Mr. Southey has also introduced in his wild but beautiful poem of "Thalaba," the vampyre corse of the Arabian maid Oneiza, who is represented as having returned from the grave for the purpose of tormenting him she best loved whilst in existence. But this cannot be supposed to have resulted from the sinfulness of her life, she being pourtrayed throughout the whole of the tale as a complete type of purity and innocence. The veracious Tournefort gives a long account in his travels of several astonishing cases of vampyrism, to which he pretends to have been an eyewitness; and Calmet, in his great work upon this subject, besides a variety of anecdotes, and traditionary narratives illustrative of its effects, has put forth some learned dissertations, tending to prove it to be a classical, as well as barbarian error.

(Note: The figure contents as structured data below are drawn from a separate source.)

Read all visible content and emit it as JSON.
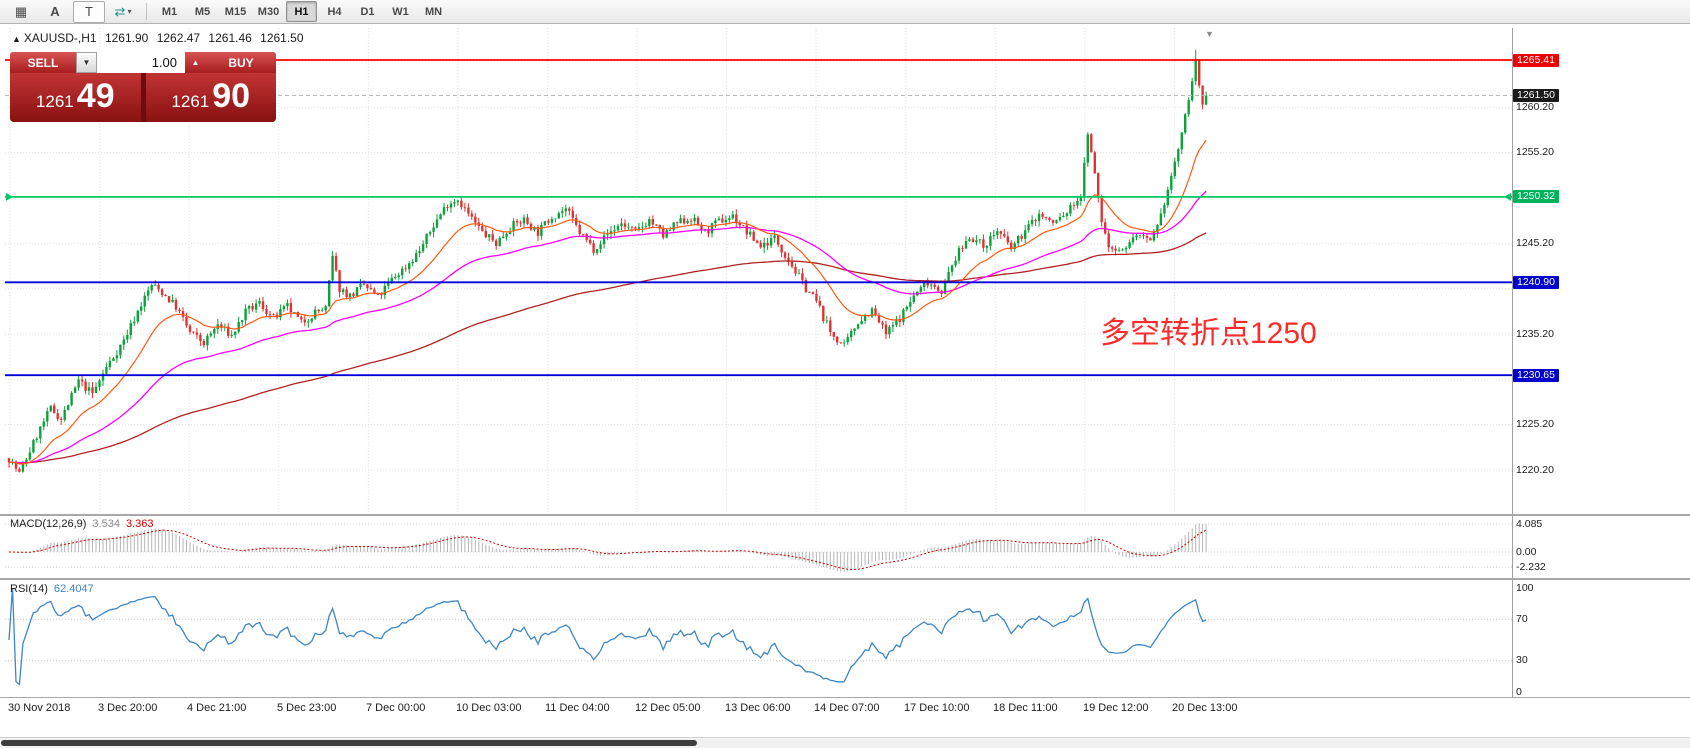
{
  "toolbar": {
    "icons": [
      {
        "name": "grid-icon",
        "glyph": "▦"
      },
      {
        "name": "font-icon",
        "glyph": "A"
      },
      {
        "name": "text-label-icon",
        "glyph": "T"
      },
      {
        "name": "cycle-arrows-icon",
        "glyph": "⇄",
        "caret": "▾"
      }
    ],
    "timeframes": [
      {
        "label": "M1",
        "active": false
      },
      {
        "label": "M5",
        "active": false
      },
      {
        "label": "M15",
        "active": false
      },
      {
        "label": "M30",
        "active": false
      },
      {
        "label": "H1",
        "active": true
      },
      {
        "label": "H4",
        "active": false
      },
      {
        "label": "D1",
        "active": false
      },
      {
        "label": "W1",
        "active": false
      },
      {
        "label": "MN",
        "active": false
      }
    ]
  },
  "chart": {
    "header": {
      "direction_arrow": "▲",
      "symbol_period": "XAUUSD-,H1",
      "open": "1261.90",
      "high": "1262.47",
      "low": "1261.46",
      "close": "1261.50"
    },
    "shift_marker_glyph": "▼",
    "trade_panel": {
      "sell_label": "SELL",
      "buy_label": "BUY",
      "volume": "1.00",
      "decrease_icon": "▼",
      "increase_icon": "▲",
      "sell_price_main": "1261",
      "sell_price_pips": "49",
      "buy_price_main": "1261",
      "buy_price_pips": "90"
    },
    "annotation": {
      "text": "多空转折点1250",
      "color": "#ff2b2b"
    }
  },
  "macd": {
    "name": "MACD(12,26,9)",
    "main_value": "3.534",
    "signal_value": "3.363",
    "scale": [
      "4.085",
      "0.00",
      "-2.232"
    ]
  },
  "rsi": {
    "name": "RSI(14)",
    "value": "62.4047",
    "scale": [
      "100",
      "70",
      "30",
      "0"
    ],
    "levels": [
      70,
      30
    ]
  },
  "colors": {
    "candle_up": "#0ca13a",
    "candle_down": "#e03232",
    "ma_fast": "#ff5a14",
    "ma_mid": "#ff00ff",
    "ma_slow": "#b22222",
    "macd_hist": "#b4b4b4",
    "macd_signal": "#d40000",
    "rsi_line": "#3e86c6",
    "grid": "#e2e2e2"
  },
  "chart_data": {
    "type": "candlestick",
    "symbol": "XAUUSD-",
    "timeframe": "H1",
    "ohlc_current": {
      "open": 1261.9,
      "high": 1262.47,
      "low": 1261.46,
      "close": 1261.5
    },
    "ylim": [
      1215.5,
      1268.9
    ],
    "y_grid_interval": 5.0,
    "grid_levels": [
      1220.2,
      1225.2,
      1230.2,
      1235.2,
      1240.2,
      1245.2,
      1250.2,
      1255.2,
      1260.2,
      1265.2
    ],
    "axis_price_labels": [
      "1260.20",
      "1255.20",
      "1245.20",
      "1235.20",
      "1225.20",
      "1220.20"
    ],
    "x_labels": [
      "30 Nov 2018",
      "3 Dec 20:00",
      "4 Dec 21:00",
      "5 Dec 23:00",
      "7 Dec 00:00",
      "10 Dec 03:00",
      "11 Dec 04:00",
      "12 Dec 05:00",
      "13 Dec 06:00",
      "14 Dec 07:00",
      "17 Dec 10:00",
      "18 Dec 11:00",
      "19 Dec 12:00",
      "20 Dec 13:00"
    ],
    "candles_count": 345,
    "price_anchors": [
      [
        0,
        1221.5
      ],
      [
        3,
        1219.8
      ],
      [
        8,
        1224.0
      ],
      [
        12,
        1227.0
      ],
      [
        15,
        1225.8
      ],
      [
        20,
        1230.0
      ],
      [
        24,
        1228.6
      ],
      [
        28,
        1231.5
      ],
      [
        33,
        1234.5
      ],
      [
        38,
        1238.5
      ],
      [
        41,
        1240.6
      ],
      [
        44,
        1239.8
      ],
      [
        48,
        1238.2
      ],
      [
        52,
        1235.4
      ],
      [
        56,
        1234.2
      ],
      [
        60,
        1236.2
      ],
      [
        64,
        1235.0
      ],
      [
        68,
        1237.6
      ],
      [
        72,
        1238.6
      ],
      [
        76,
        1236.9
      ],
      [
        80,
        1238.2
      ],
      [
        84,
        1236.4
      ],
      [
        88,
        1237.6
      ],
      [
        91,
        1238.0
      ],
      [
        93,
        1243.6
      ],
      [
        95,
        1240.2
      ],
      [
        98,
        1239.4
      ],
      [
        102,
        1240.6
      ],
      [
        106,
        1239.2
      ],
      [
        110,
        1241.2
      ],
      [
        114,
        1242.6
      ],
      [
        118,
        1244.4
      ],
      [
        122,
        1247.2
      ],
      [
        126,
        1249.6
      ],
      [
        129,
        1250.1
      ],
      [
        132,
        1248.4
      ],
      [
        136,
        1246.4
      ],
      [
        140,
        1245.2
      ],
      [
        144,
        1247.0
      ],
      [
        148,
        1247.8
      ],
      [
        152,
        1246.4
      ],
      [
        156,
        1248.2
      ],
      [
        160,
        1249.0
      ],
      [
        164,
        1246.4
      ],
      [
        168,
        1244.6
      ],
      [
        172,
        1246.2
      ],
      [
        176,
        1247.4
      ],
      [
        180,
        1246.4
      ],
      [
        184,
        1247.8
      ],
      [
        188,
        1246.0
      ],
      [
        192,
        1247.4
      ],
      [
        196,
        1248.0
      ],
      [
        200,
        1246.4
      ],
      [
        204,
        1247.6
      ],
      [
        208,
        1248.2
      ],
      [
        212,
        1246.4
      ],
      [
        216,
        1244.9
      ],
      [
        220,
        1245.8
      ],
      [
        224,
        1243.4
      ],
      [
        228,
        1240.8
      ],
      [
        232,
        1238.8
      ],
      [
        236,
        1235.4
      ],
      [
        240,
        1233.8
      ],
      [
        244,
        1236.6
      ],
      [
        248,
        1237.8
      ],
      [
        252,
        1235.2
      ],
      [
        256,
        1237.0
      ],
      [
        260,
        1239.4
      ],
      [
        264,
        1241.0
      ],
      [
        268,
        1240.0
      ],
      [
        272,
        1243.6
      ],
      [
        276,
        1246.0
      ],
      [
        280,
        1244.9
      ],
      [
        284,
        1246.6
      ],
      [
        288,
        1244.6
      ],
      [
        292,
        1246.6
      ],
      [
        296,
        1248.4
      ],
      [
        300,
        1247.4
      ],
      [
        304,
        1248.6
      ],
      [
        308,
        1250.4
      ],
      [
        310,
        1257.4
      ],
      [
        312,
        1252.8
      ],
      [
        314,
        1247.6
      ],
      [
        316,
        1244.8
      ],
      [
        320,
        1244.4
      ],
      [
        324,
        1246.2
      ],
      [
        328,
        1245.4
      ],
      [
        330,
        1247.0
      ],
      [
        332,
        1249.6
      ],
      [
        334,
        1252.6
      ],
      [
        336,
        1255.6
      ],
      [
        338,
        1259.2
      ],
      [
        340,
        1263.2
      ],
      [
        341,
        1265.2
      ],
      [
        342,
        1262.4
      ],
      [
        343,
        1260.6
      ],
      [
        344,
        1261.5
      ]
    ],
    "horizontal_lines": [
      {
        "price": 1261.5,
        "label": "1261.50",
        "color": "#b8b8b8",
        "badge": "#1b1b1b",
        "style": "dashed",
        "width": 1
      },
      {
        "price": 1265.41,
        "label": "1265.41",
        "color": "#ff0000",
        "badge": "#ee0000",
        "style": "solid",
        "width": 1.8
      },
      {
        "price": 1250.32,
        "label": "1250.32",
        "color": "#00c864",
        "badge": "#00b25c",
        "style": "solid",
        "width": 1.8,
        "arrows": true
      },
      {
        "price": 1240.9,
        "label": "1240.90",
        "color": "#0000dc",
        "badge": "#0000cc",
        "style": "solid",
        "width": 1.8
      },
      {
        "price": 1230.65,
        "label": "1230.65",
        "color": "#0000dc",
        "badge": "#0000cc",
        "style": "solid",
        "width": 1.8
      }
    ],
    "moving_averages": [
      {
        "period": 18,
        "color": "#ff5a14"
      },
      {
        "period": 55,
        "color": "#ff00ff"
      },
      {
        "period": 160,
        "color": "#b22222"
      }
    ],
    "indicators": [
      {
        "name": "MACD",
        "params": [
          12,
          26,
          9
        ],
        "main": 3.534,
        "signal": 3.363,
        "scale": [
          4.085,
          0.0,
          -2.232
        ]
      },
      {
        "name": "RSI",
        "params": [
          14
        ],
        "value": 62.4047,
        "scale": [
          100,
          70,
          30,
          0
        ]
      }
    ],
    "annotation": "多空转折点1250"
  }
}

Many curious and interesting notices on this singularly horrible superstition
might be added; though the present may suffice for the limits of a note,
necessarily devoted to explanation, and which may now be concluded by merely
remarking, that though the term Vampyre is the one in most general acceptation,
there are several others synonymous with it, made use of in various parts
of the world: as Vroucolocha, Vardoulacha, Goul, Broucoloka, &c.